An ophthalmology evaluation is necessary in all premature infants < 1500 g, < 32 weeks’ gestation.
First eye exam:
At 27–28 weeks (for 23–24 weeks’ gestational age).
At 4th or 5th week (> 25–28 weeks’ gestational age).
Before discharge (> 29 weeks’ gestational age).
TREATMENT
Laser surgery may be needed in severe cases.
Intraventricular Hemorrhage (IVH)
DEFINITION
Rupture of germinal matrix blood vessels due to hypoxic or hypotensive injury.
Most IVHs occur within 72 hours after birth.

All premature, very-low-birth-weight infants should have a cranial ultrasound in the first week of life to look for intraventricular hemorrhage.
PREDISPOSING FACTORS
Prematurity.
RDS.
Hypo- or hypervolemia.
Shock.
Bleeding disorders.
SIGNS AND SYMPTOMS
Most are asymptomatic.
Apnea.
Hypertension or hypotension.
Changes in muscle tone.
Lethargy.
Poor suck.
Seizure.
Bulging fontanelle.
DIAGNOSIS
Cranial ultrasound (through anterior fontanelle).
TREATMENT
Directed toward correction of underlying conditions (RDS, shock, etc).
In cases of associated hydrocephalus, placement of ventriculoperitoneal shunt may be required.
Prognosis is dependent on the grade of IVH:
Grades I and II: Good outcome.
Grade III: Significant cognitive impairment.
Grade IV: Major neurologic problems.
SURVIVAL OF PREMATURE NEONATES
Disorders related to prematurity and low birth weight (BW) are the leading cause of neonatal death.
Only 20% of neonates with BW of 500–600 g survive.
Survival of infant with BW of 1250–1500 g is ~ 90%.
There is no worldwide, universal gestational age that defines viability.
In the United States, chance of normal survival is 50% after 24 weeks.

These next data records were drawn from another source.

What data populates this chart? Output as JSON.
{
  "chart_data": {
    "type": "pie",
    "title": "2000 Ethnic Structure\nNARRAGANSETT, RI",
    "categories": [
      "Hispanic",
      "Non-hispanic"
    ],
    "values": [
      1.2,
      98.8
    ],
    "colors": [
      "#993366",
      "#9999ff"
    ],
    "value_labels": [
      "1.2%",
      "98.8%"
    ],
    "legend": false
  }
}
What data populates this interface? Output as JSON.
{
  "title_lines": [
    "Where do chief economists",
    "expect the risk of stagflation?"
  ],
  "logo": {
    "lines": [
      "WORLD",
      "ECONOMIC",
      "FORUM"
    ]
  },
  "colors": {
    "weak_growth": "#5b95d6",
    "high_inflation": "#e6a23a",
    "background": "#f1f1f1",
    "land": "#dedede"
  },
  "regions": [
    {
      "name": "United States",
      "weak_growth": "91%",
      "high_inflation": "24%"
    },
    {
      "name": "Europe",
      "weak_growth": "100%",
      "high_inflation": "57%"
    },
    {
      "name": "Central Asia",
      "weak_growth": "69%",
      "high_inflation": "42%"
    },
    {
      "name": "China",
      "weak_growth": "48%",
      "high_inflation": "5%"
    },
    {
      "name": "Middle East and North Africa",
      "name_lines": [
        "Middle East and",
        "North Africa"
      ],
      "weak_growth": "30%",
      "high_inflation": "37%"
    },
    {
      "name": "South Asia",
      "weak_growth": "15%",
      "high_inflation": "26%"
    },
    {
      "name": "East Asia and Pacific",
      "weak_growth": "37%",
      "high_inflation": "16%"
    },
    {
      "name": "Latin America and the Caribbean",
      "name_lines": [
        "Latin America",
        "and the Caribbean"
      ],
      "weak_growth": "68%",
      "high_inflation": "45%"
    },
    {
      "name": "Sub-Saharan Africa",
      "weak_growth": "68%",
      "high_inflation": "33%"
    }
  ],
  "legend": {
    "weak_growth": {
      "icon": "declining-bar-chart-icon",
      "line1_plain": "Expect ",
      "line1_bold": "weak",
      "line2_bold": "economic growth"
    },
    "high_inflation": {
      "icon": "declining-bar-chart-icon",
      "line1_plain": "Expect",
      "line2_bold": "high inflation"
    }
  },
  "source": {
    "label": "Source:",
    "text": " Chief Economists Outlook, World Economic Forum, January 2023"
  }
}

Ex-preemies can receive RSV prophylaxis with RSV monoclonal antibodies during RSV season (IM injections once a month).
SPECIAL NEEDS OF EX-PREEMIES
Heat loss: ↑ susceptibility to heat loss (high body surface area-to-body weight ratio, ↓ brown fat stores, nonkeratinized skin, and ↓ glycogen supply). Minimize heat loss by:
Warmed blankets or cellophane wrap.
Plastic film over the baby immediately after drying.
Hypoglycemia.
Fluid and electrolyte imbalance.
Hyperbilirubinemia.
Due to their bronchopulmonary dysplasia, ex-preemies can experience recurrent wheezing episodes and severe course of respiratory infections, especially respiratory syncytial virus (RSV).
Due to ↑ work of breathing and “catch-up” growth, ex-preemies should receive high-calorie diet to allow for this additional caloric expenditure.
Routine vaccination should be given based on postnatal (not gestational) age.
Early identification and intervention is needed for infants with developmental problems.

Premature infants have proportionally more fluid in the extracellular fluid compartment than the intracellular compartment and are at risk for fluid and electrolyte imbalance.

Optimal parenteral nutrition can be achieved by total parenteral nutrition (TPN)—specialized solution consisting of amino acids, dextrose, minerals, and electrolytes.

Breast milk is the best choice for enteral feeding for premature infants.